Незаметно я уснула в офисе, а когда проснулась, был день-деньской. Никто из секториан на работу не торопился. Про Володю известий не было. Сириус, вероятно, спал, и мне пора было последовать его примеру, но из лифта на меня выпрыгнул возбужденный Миша. Выбежал в коридор, огляделся бешеными глазами.
— Ксюха не появлялась?
— Нет, спит еще твоя Ксюха.
— С кем спит? Где спит? — закричал он. — С вечера дома не появлялась. Мать всех подруг обзвонила. Она даже в универ не зашла!
— Она сидела вчера допоздна.
— А потом?..
— Погоди-ка, — вспомнила я, — кажется, Имо собирался везти ее на машине.
Также яростно Миша выпрыгнул из лифта в мой модуль.
— Ты ее отвозил? — долетали до меня нервные реплики из комнаты, где спали ребята. — Когда? Дай ключи от машины! Дай немедленно!
Бряцая ключами, Миша вернулся в лифт, за ним выглянул заспанный Имо.
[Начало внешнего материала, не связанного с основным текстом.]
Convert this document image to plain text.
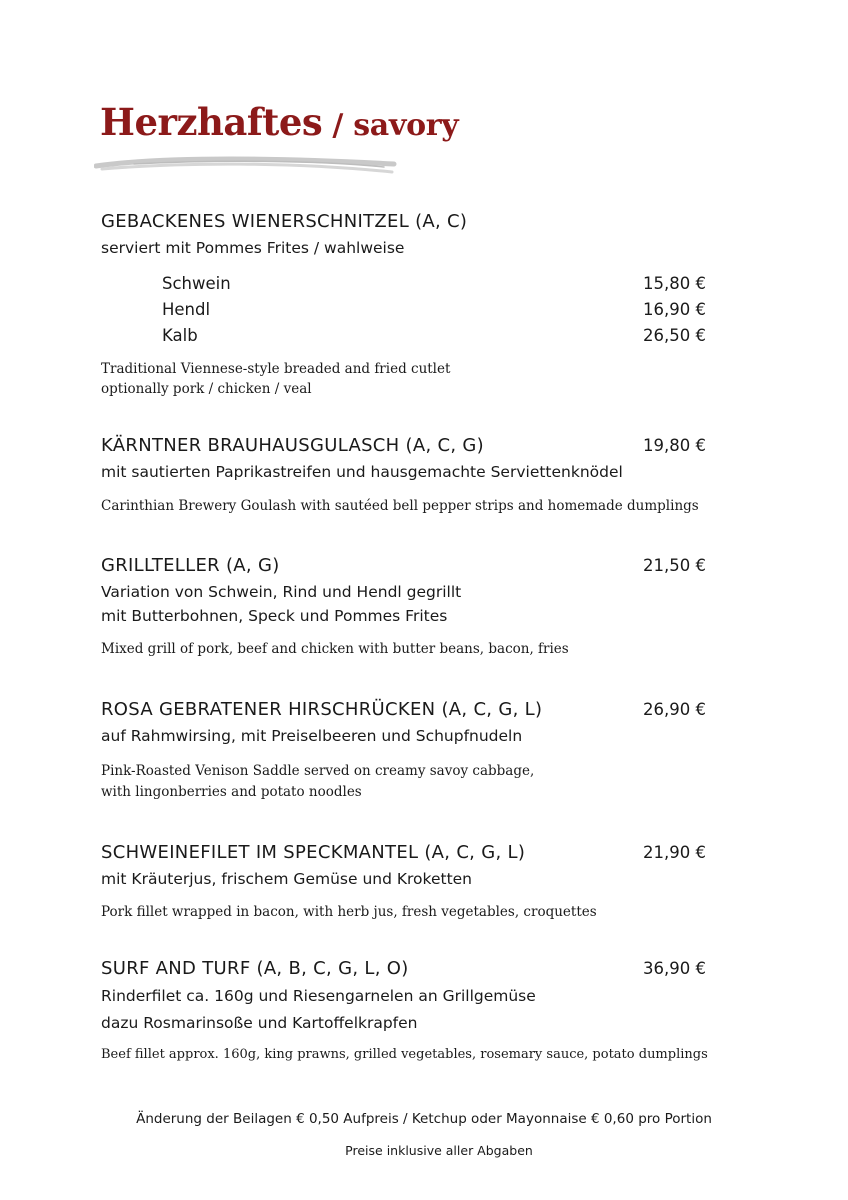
Herzhaftes / savory
GEBACKENES WIENERSCHNITZEL (A, C)
serviert mit Pommes Frites / wahlweise
Schwein	15,80 €
Hendl	16,90 €
Kalb	26,50 €
Traditional Viennese-style breaded and fried cutlet
optionally pork / chicken / veal
KÄRNTNER BRAUHAUSGULASCH (A, C, G)	19,80 €
mit sautierten Paprikastreifen und hausgemachte Serviettenknödel
Carinthian Brewery Goulash with sautéed bell pepper strips and homemade dumplings
GRILLTELLER (A, G)	21,50 €
Variation von Schwein, Rind und Hendl gegrillt
mit Butterbohnen, Speck und Pommes Frites
Mixed grill of pork, beef and chicken with butter beans, bacon, fries
ROSA GEBRATENER HIRSCHRÜCKEN (A, C, G, L)	26,90 €
auf Rahmwirsing, mit Preiselbeeren und Schupfnudeln
Pink-Roasted Venison Saddle served on creamy savoy cabbage,
with lingonberries and potato noodles
SCHWEINEFILET IM SPECKMANTEL (A, C, G, L)	21,90 €
mit Kräuterjus, frischem Gemüse und Kroketten
Pork fillet wrapped in bacon, with herb jus, fresh vegetables, croquettes
SURF AND TURF (A, B, C, G, L, O)	36,90 €
Rinderfilet ca. 160g und Riesengarnelen an Grillgemüse
dazu Rosmarinsoße und Kartoffelkrapfen
Beef fillet approx. 160g, king prawns, grilled vegetables, rosemary sauce, potato dumplings
Änderung der Beilagen € 0,50 Aufpreis / Ketchup oder Mayonnaise € 0,60 pro Portion
Preise inklusive aller Abgaben
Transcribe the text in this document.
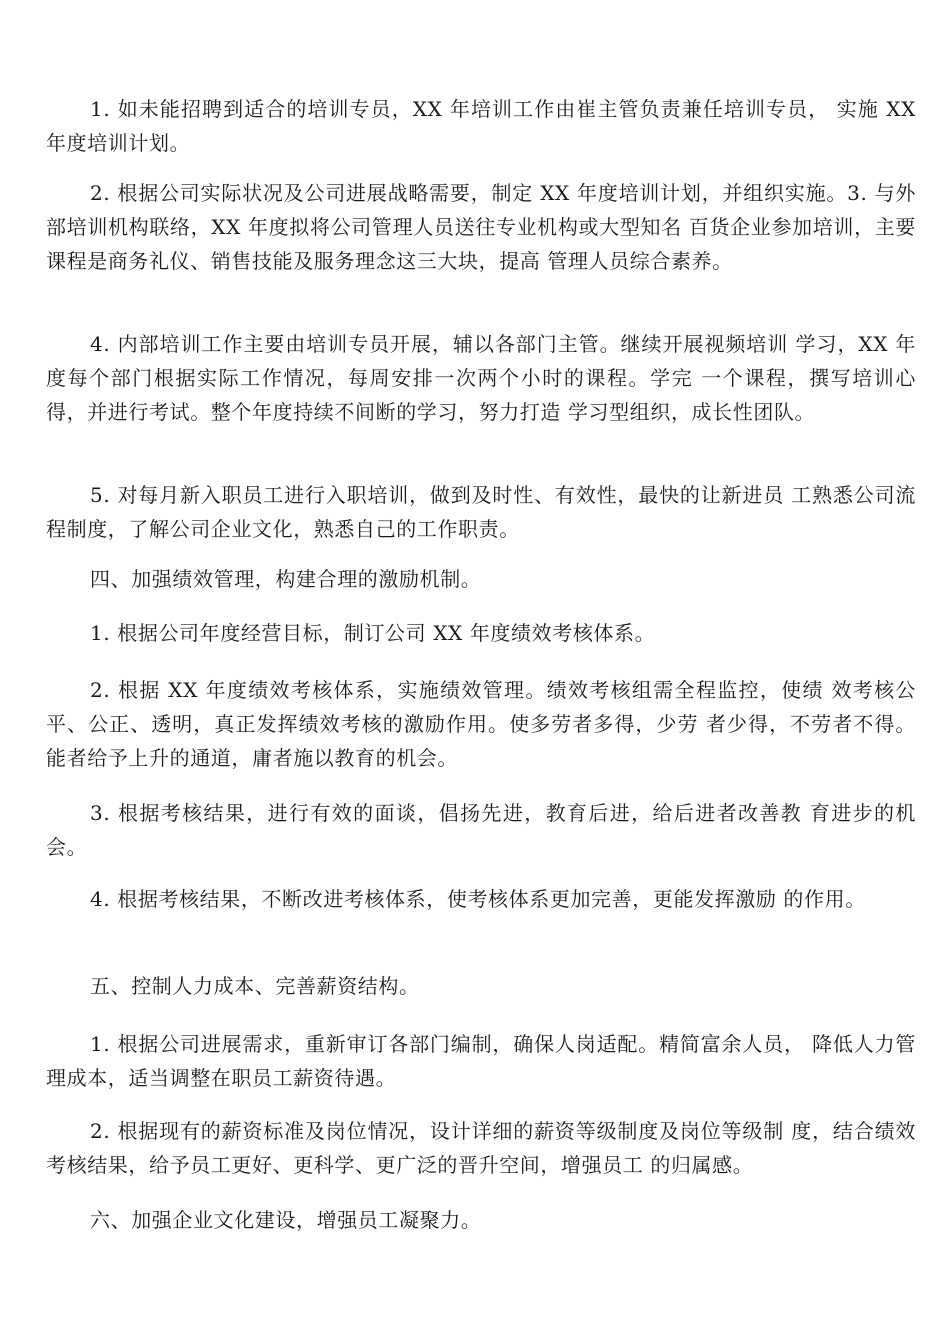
1. 如未能招聘到适合的培训专员，XX 年培训工作由崔主管负责兼任培训专员， 实施 XX 年度培训计划。

2. 根据公司实际状况及公司进展战略需要，制定 XX 年度培训计划，并组织实施。3. 与外部培训机构联络，XX 年度拟将公司管理人员送往专业机构或大型知名 百货企业参加培训，主要课程是商务礼仪、销售技能及服务理念这三大块，提高 管理人员综合素养。

4. 内部培训工作主要由培训专员开展，辅以各部门主管。继续开展视频培训 学习，XX 年度每个部门根据实际工作情况，每周安排一次两个小时的课程。学完 一个课程，撰写培训心得，并进行考试。整个年度持续不间断的学习，努力打造 学习型组织，成长性团队。

5. 对每月新入职员工进行入职培训，做到及时性、有效性，最快的让新进员 工熟悉公司流程制度，了解公司企业文化，熟悉自己的工作职责。

四、加强绩效管理，构建合理的激励机制。

1. 根据公司年度经营目标，制订公司 XX 年度绩效考核体系。

2. 根据 XX 年度绩效考核体系，实施绩效管理。绩效考核组需全程监控，使绩 效考核公平、公正、透明，真正发挥绩效考核的激励作用。使多劳者多得，少劳 者少得，不劳者不得。能者给予上升的通道，庸者施以教育的机会。

3. 根据考核结果，进行有效的面谈，倡扬先进，教育后进，给后进者改善教 育进步的机会。

4. 根据考核结果，不断改进考核体系，使考核体系更加完善，更能发挥激励 的作用。

五、控制人力成本、完善薪资结构。

1. 根据公司进展需求，重新审订各部门编制，确保人岗适配。精简富余人员， 降低人力管理成本，适当调整在职员工薪资待遇。

2. 根据现有的薪资标准及岗位情况，设计详细的薪资等级制度及岗位等级制 度，结合绩效考核结果，给予员工更好、更科学、更广泛的晋升空间，增强员工 的归属感。

六、加强企业文化建设，增强员工凝聚力。
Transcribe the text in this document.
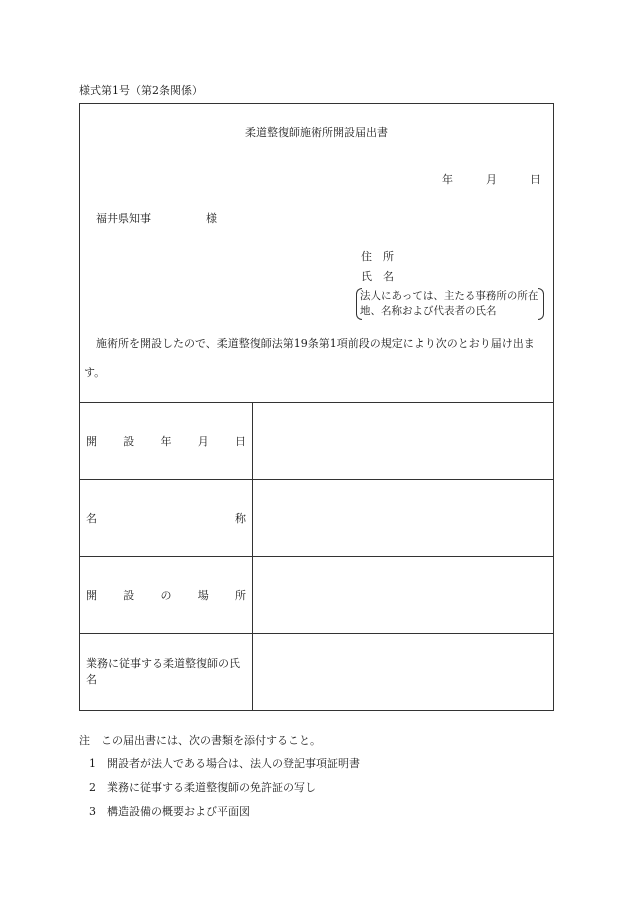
様式第1号（第2条関係）
柔道整復師施術所開設届出書
年	月	日
福井県知事	様
住　所
氏　名
法人にあっては、主たる事務所の所在地、名称および代表者の氏名
施術所を開設したので、柔道整復師法第19条第1項前段の規定により次のとおり届け出ます。
開 設 年 月 日	

名 称	

開 設 の 場 所	

業務に従事する柔道整復師の氏名	

注　この届出書には、次の書類を添付すること。
1　開設者が法人である場合は、法人の登記事項証明書
2　業務に従事する柔道整復師の免許証の写し
3　構造設備の概要および平面図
— Что это с ним? — спросил он.
— Ксения сегодня не ночевала дома, — объяснила я.
Мы помолчали Мише вслед. Имо — даже с подозрительным соучастием.
— Ты ведь отвез ее домой?
— Нет, — сказал Имо.
— Куда же ты ее дел?
— Куда просила.
Он пошел одеваться, а я за ним.
— А куда она просила?
Имо оделся и направился к лифту, на ходу застегивая куртку.
— Имо, куда ты дел Ксю?
— Я отвезу, — ответил Имо.
— Отвези, голубчик, отвези! И машина целее будет и Миша… Да проследи, чтобы он вел себя там прилично, слышишь?
Для верности я перезвонила в машину:
— Миша, что бы там ни было, держи себя в руках! Она все-таки взрослая девушка.
— Кто взрослая девушка? — вспылил Миша. — Соплюха малолетняя, вот она кто! — и снова напустился на Имо. — Ты соображай, что делаешь! Нахрена ты хрен знает куда ее повез?! Она же девочка! Де-во-чка! Она же своих мозгов не имеет! Ей же черт знает что в головенку взбредет!
— Это точно, — согласилась я. — Откуда могут взяться мозги у твоей дочери? Это был бы генетический нонсенс.
— Что-то случилось? — спросил Джон, разбуженный нашей возней.
— Ничего. Спи, сынок. Нормальная утренняя бытовуха.
Зареванная Ксю явилась на работу к обеду. Вошла в компьютерную, скинула плащ, подкрасилась немного за монитором, но работать не стала. Она была слишком зла, чтобы работать. Ей надо было поругаться. С этой целью она явилась предо мной на пороге холла.
— Скажите вашему Борисычу, чтобы оставил меня в покое, — произнесла она. — Я буду выслушивать его нотации только по работе и только в рабочее время. В личной жизни пусть до меня не цепляется, иначе мы расстанемся навсегда.